Before the Ukraine conflict, Romania created its great alliance during the fourth wave of the pandemic, which affected the country hard owing to its poor vaccination coverage.

After the National Liberal Party (PNL)-reformist Union Save Romania (USR) government fell, the country faced its first snap election in decades. The PNL, PSD, and UDMR created a new government.

That assured leadership at a key time for the country, when the authorities needed to fight the epidemic and secure EU subsidies for post-crisis recovery.

Like in Bulgaria, the PNL’s nominee would become prime minister, then the PSD’s candidate would take over halfway through the government’s tenure. The coalition collapses soon before the transfer.

PSD leader Marcel Ciolacu has stopped discussions on a new government, citing the teachers’ strike. There is speculation that Prime Minister Nicolae Ciuca would quit.

From extremes

Grand coalitions are unusual in Central and Southeast Europe, although Austria has historically had them. Left and right mainstream parties often work together to keep far-left and far-right parties out of office.

Romania was one of the few countries in the region to form a grand coalition in 2008, when the Democratic Liberal Party (PDL), which would later merge into the PNL, and the PSD and Conservative Party ran together in the November 2008 general election. That partnership lasted 10 months, from December 2008 to October 2009.

Recently, Estonia’s first female prime minister, Reform Party leader Kaja Kallas, led a grand coalition of the liberal Reform Party and the populist Centre Party. After Centre’s original alliance with the radical right-wing Ekre party failed, a partnership was created during a pandemic wave, as in Romania.

The coalition, formed in January 2021, collapsed as Russia invaded Ukraine a year later. This increased Kallas’ popularity and allowed her to exclude Centre from the alliance in June 2022, hinting the ethnic Russian-backed party was untrustworthy due to its former association with Putin’s United Russia party.

The Reform-Centre alliance struggled with growing tensions throughout its 16 months in office. The free market Reform party considered Centre’s proposals to help Estonians cope with the cost of living problems, such as enhanced child support, as populist attempts to regain popularity. It collapsed when the Centre Party and EKRE voted against an Estonian-language preschool education measure authorized by the cabinet by consensus.

Winners and losses

Any party risks an alliance with a political opponent.

Kallas won the Reform-Kallas experiment in Estonia, but not always. Monthly surveys in late 2021 showed Centre Party leader Juri Ratas gaining support while Kallas losing it.

After Russia invaded Ukraine, Kallas’ strong anti-Russian stance improved Reform’s support, while Centre’s prior close ties to Putin’s United Russia Party hurt it.
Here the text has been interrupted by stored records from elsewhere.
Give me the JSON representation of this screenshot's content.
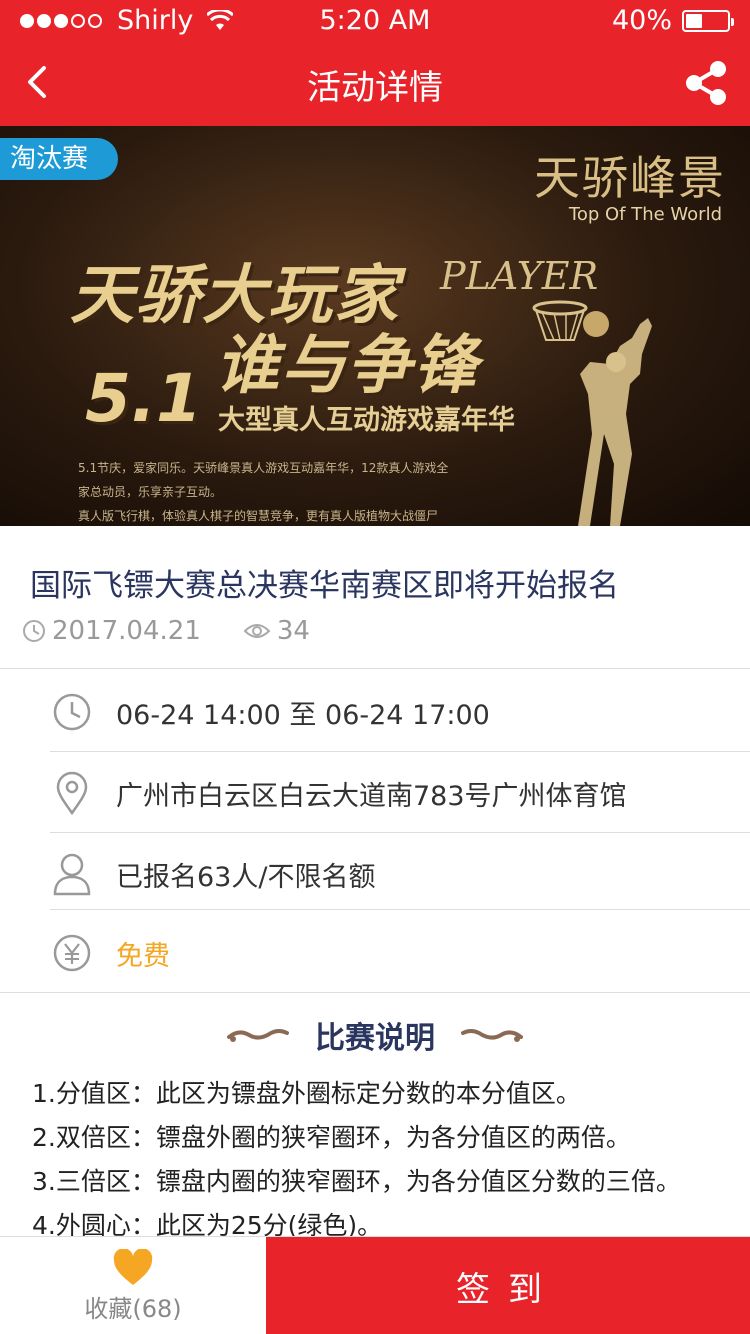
{
  "status_bar": {
    "carrier": "Shirly",
    "time": "5:20 AM",
    "battery": "40%",
    "battery_level": 0.4
  },
  "nav": {
    "title": "活动详情",
    "back_icon": "chevron-left-icon",
    "share_icon": "share-icon"
  },
  "banner": {
    "tag": "淘汰赛",
    "brand_cn": "天骄峰景",
    "brand_en": "Top Of The World",
    "headline_1": "天骄大玩家",
    "player_word": "PLAYER",
    "headline_2": "谁与争锋",
    "big_date": "5.1",
    "sub_headline": "大型真人互动游戏嘉年华",
    "copy_line_1": "5.1节庆，爱家同乐。天骄峰景真人游戏互动嘉年华，12款真人游戏全",
    "copy_line_2": "家总动员，乐享亲子互动。",
    "copy_line_3": "真人版飞行棋，体验真人棋子的智慧竞争，更有真人版植物大战僵尸"
  },
  "event": {
    "title": "国际飞镖大赛总决赛华南赛区即将开始报名",
    "date": "2017.04.21",
    "views": "34"
  },
  "details": {
    "time": "06-24 14:00 至 06-24 17:00",
    "location": "广州市白云区白云大道南783号广州体育馆",
    "signup": "已报名63人/不限名额",
    "price": "免费"
  },
  "description": {
    "title": "比赛说明",
    "rules": [
      "1.分值区：此区为镖盘外圈标定分数的本分值区。",
      "2.双倍区：镖盘外圈的狭窄圈环，为各分值区的两倍。",
      "3.三倍区：镖盘内圈的狭窄圈环，为各分值区分数的三倍。",
      "4.外圆心：此区为25分(绿色)。"
    ]
  },
  "bottom": {
    "favorite_label": "收藏(68)",
    "signin_label": "签到"
  },
  "colors": {
    "primary": "#e8232a",
    "tag_blue": "#1e9bd7",
    "title_navy": "#2b3660",
    "free_orange": "#f5a623",
    "heart_orange": "#f5a623"
  }
}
The members of Romania’s grand coalition are jockeying for position to avoid being blamed for failing to support teachers (two-thirds of whom are on strike for higher pay) or pension reform. Neither party wants to address the issues before the 2024 presidential and legislative elections.

Bulgaria’s governing agenda might clean up Gerb’s dirty reputation.

“Working with the ethnic-Turk Movement for Rights and Freedoms (DPS) and the Bulgarian Socialist Party (BSP) would likely hurt Gerb’s popularity ahead of local elections in autumn,” Teneo analysts said earlier this month. “Such a coalition would harm all participants, particularly Gerb and the BSP,” according to Teneo.

CC-DB reformers were apprehensive of allying with Gerb, believing the party’s previous corruption would stain them. Bulgaria’s chief prosecutor Ivan Geshev held a news conference to reveal Gerb leader Borissov’s damning phone and text chats while government discussions were underway.

Their coalition showed desperation; voters were supposed to avoid parties that didn’t try to establish a government. The partnership might boost Gerb and CC-DB’s election results. If not, both may lose the following poll.